Our only other FA Cup meeting with the Blues was in the fifth round of the 1983-84 competition. After disposing of Wigan in Round 3 and Crystal Palace in Round 4 we travelled to the Midlands to face a Birmingham side once again hovering near the foot of the table in the fifth round. We played poorly that day and they easily beat us 3-0. It was disappointing in that we were a side that were third in the Division One table when we met them in February whilst they were eventually relegated.
If you are looking for good omens then the last time we won the FA Cup (in 1980) the third round tie was played on January 5th. But conversely the Round 3 game five years ago (in 2014) was also on this date, and Hammers fans will recall an embarrassing 5-0 defeat at the hands of Nottingham Forest. We put out a weakened side that day with five youth team players, who never had the opportunity to play in the first team again.

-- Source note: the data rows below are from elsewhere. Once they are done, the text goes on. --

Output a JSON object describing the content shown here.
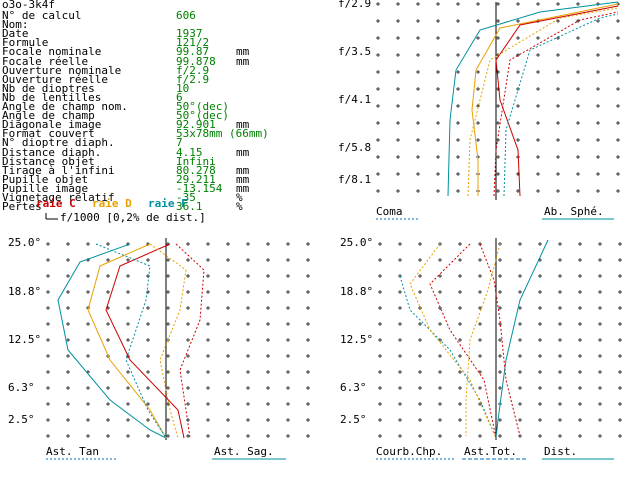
{
  "title": "o3o-3k4f",
  "params": [
    {
      "label": "N° de calcul",
      "value": "606",
      "unit": ""
    },
    {
      "label": "Nom:",
      "value": "",
      "unit": ""
    },
    {
      "label": "Date",
      "value": "1937",
      "unit": ""
    },
    {
      "label": "Formule",
      "value": "121/2",
      "unit": ""
    },
    {
      "label": "Focale nominale",
      "value": "99.87",
      "unit": "mm"
    },
    {
      "label": "Focale réelle",
      "value": "99.878",
      "unit": "mm"
    },
    {
      "label": "Ouverture nominale",
      "value": "f/2.9",
      "unit": ""
    },
    {
      "label": "Ouverture réelle",
      "value": "f/2.9",
      "unit": ""
    },
    {
      "label": "Nb de dioptres",
      "value": "10",
      "unit": ""
    },
    {
      "label": "Nb de lentilles",
      "value": "6",
      "unit": ""
    },
    {
      "label": "Angle de champ nom.",
      "value": "50°(dec)",
      "unit": ""
    },
    {
      "label": "Angle de champ",
      "value": "50°(dec)",
      "unit": ""
    },
    {
      "label": "Diagonale image",
      "value": "92.901",
      "unit": "mm"
    },
    {
      "label": "Format couvert",
      "value": "53x78mm (66mm)",
      "unit": ""
    },
    {
      "label": "N° dioptre diaph.",
      "value": "7",
      "unit": ""
    },
    {
      "label": "Distance diaph.",
      "value": "4.15",
      "unit": "mm"
    },
    {
      "label": "Distance objet",
      "value": "Infini",
      "unit": ""
    },
    {
      "label": "Tirage à l'infini",
      "value": "80.278",
      "unit": "mm"
    },
    {
      "label": "Pupille objet",
      "value": "29.211",
      "unit": "mm"
    },
    {
      "label": "Pupille image",
      "value": "-13.154",
      "unit": "mm"
    },
    {
      "label": "Vignetage relatif",
      "value": "-35",
      "unit": "%"
    },
    {
      "label": "Pertes",
      "value": "36.1",
      "unit": "%"
    }
  ],
  "legend": {
    "c": "raie C",
    "d": "raie D",
    "f": "raie F",
    "tol": "f/1000 [0,2% de dist.]",
    "colors": {
      "c": "#cc0000",
      "d": "#e8a000",
      "f": "#0090a0",
      "dash": "#0070c0"
    }
  },
  "coma_chart": {
    "ticks": [
      "f/2.9",
      "f/3.5",
      "f/4.1",
      "f/5.8",
      "f/8.1"
    ],
    "left_label": "Coma",
    "right_label": "Ab. Sphé."
  },
  "ast_chart": {
    "ticks": [
      "25.0°",
      "18.8°",
      "12.5°",
      "6.3°",
      "2.5°"
    ],
    "left_label": "Ast. Tan",
    "right_label": "Ast. Sag."
  },
  "curv_chart": {
    "ticks": [
      "25.0°",
      "18.8°",
      "12.5°",
      "6.3°",
      "2.5°"
    ],
    "labels": [
      "Courb.Chp.",
      "Ast.Tot.",
      "Dist."
    ]
  }
}
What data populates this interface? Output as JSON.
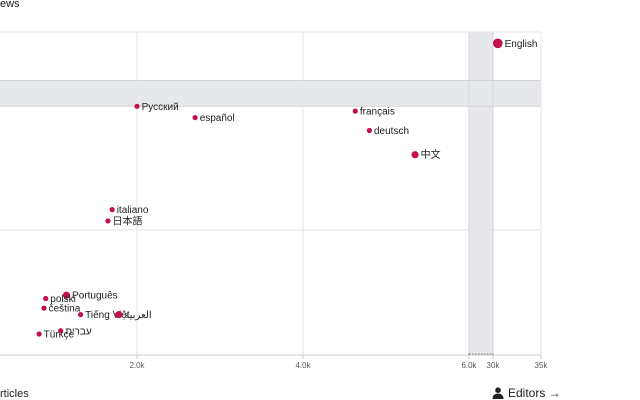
{
  "chart_data": {
    "type": "scatter",
    "title": "",
    "ylabel": "ews",
    "xlabel": "rticles",
    "x_axis_note": "broken axis: linear 0–6.0k, then compressed 6.0k–35k",
    "x_ticks": [
      "2.0k",
      "4.0k",
      "6.0k",
      "30k",
      "35k"
    ],
    "ylim": [
      0,
      100
    ],
    "series": [
      {
        "points": [
          {
            "label": "English",
            "x": 30500,
            "y": 96.5,
            "size": "large"
          },
          {
            "label": "Русский",
            "x": 2000,
            "y": 77,
            "size": "small"
          },
          {
            "label": "español",
            "x": 2700,
            "y": 73.5,
            "size": "small"
          },
          {
            "label": "français",
            "x": 4630,
            "y": 75.5,
            "size": "small"
          },
          {
            "label": "deutsch",
            "x": 4800,
            "y": 69.5,
            "size": "small"
          },
          {
            "label": "中文",
            "x": 5350,
            "y": 62,
            "size": "medium"
          },
          {
            "label": "italiano",
            "x": 1700,
            "y": 45,
            "size": "small"
          },
          {
            "label": "日本語",
            "x": 1650,
            "y": 41.5,
            "size": "small"
          },
          {
            "label": "Português",
            "x": 1150,
            "y": 18.5,
            "size": "medium"
          },
          {
            "label": "polski",
            "x": 900,
            "y": 17.5,
            "size": "small"
          },
          {
            "label": "čeština",
            "x": 880,
            "y": 14.5,
            "size": "small"
          },
          {
            "label": "Tiếng Việt",
            "x": 1320,
            "y": 12.5,
            "size": "small"
          },
          {
            "label": "العربية",
            "x": 1780,
            "y": 12.5,
            "size": "medium"
          },
          {
            "label": "Türkçe",
            "x": 820,
            "y": 6.5,
            "size": "small"
          },
          {
            "label": "עברית",
            "x": 1080,
            "y": 7.5,
            "size": "small"
          }
        ]
      }
    ],
    "highlight_band_x": [
      6000,
      30000
    ],
    "highlight_band_y": [
      77,
      85
    ],
    "grid": true,
    "point_color": "#c3114e"
  },
  "controls": {
    "editors_label": "Editors →",
    "editors_icon": "person-icon"
  }
}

Let us hope that we put out a team strong enough to progress to the next round. This is a competition that we have a chance of winning. We are safely ensconced in mid-table in the league with no prospect of being involved in a relegation battle. Wouldn’t it be great to be involved in another exciting cup run? Unfortunately, in modern times the cup competitions take second place to obtaining the highest possible league position, and that is a big shame in my opinion. I remember vividly our FA Cup wins of 1964, 1975, and 1980. They are great memories. It’s about time for another!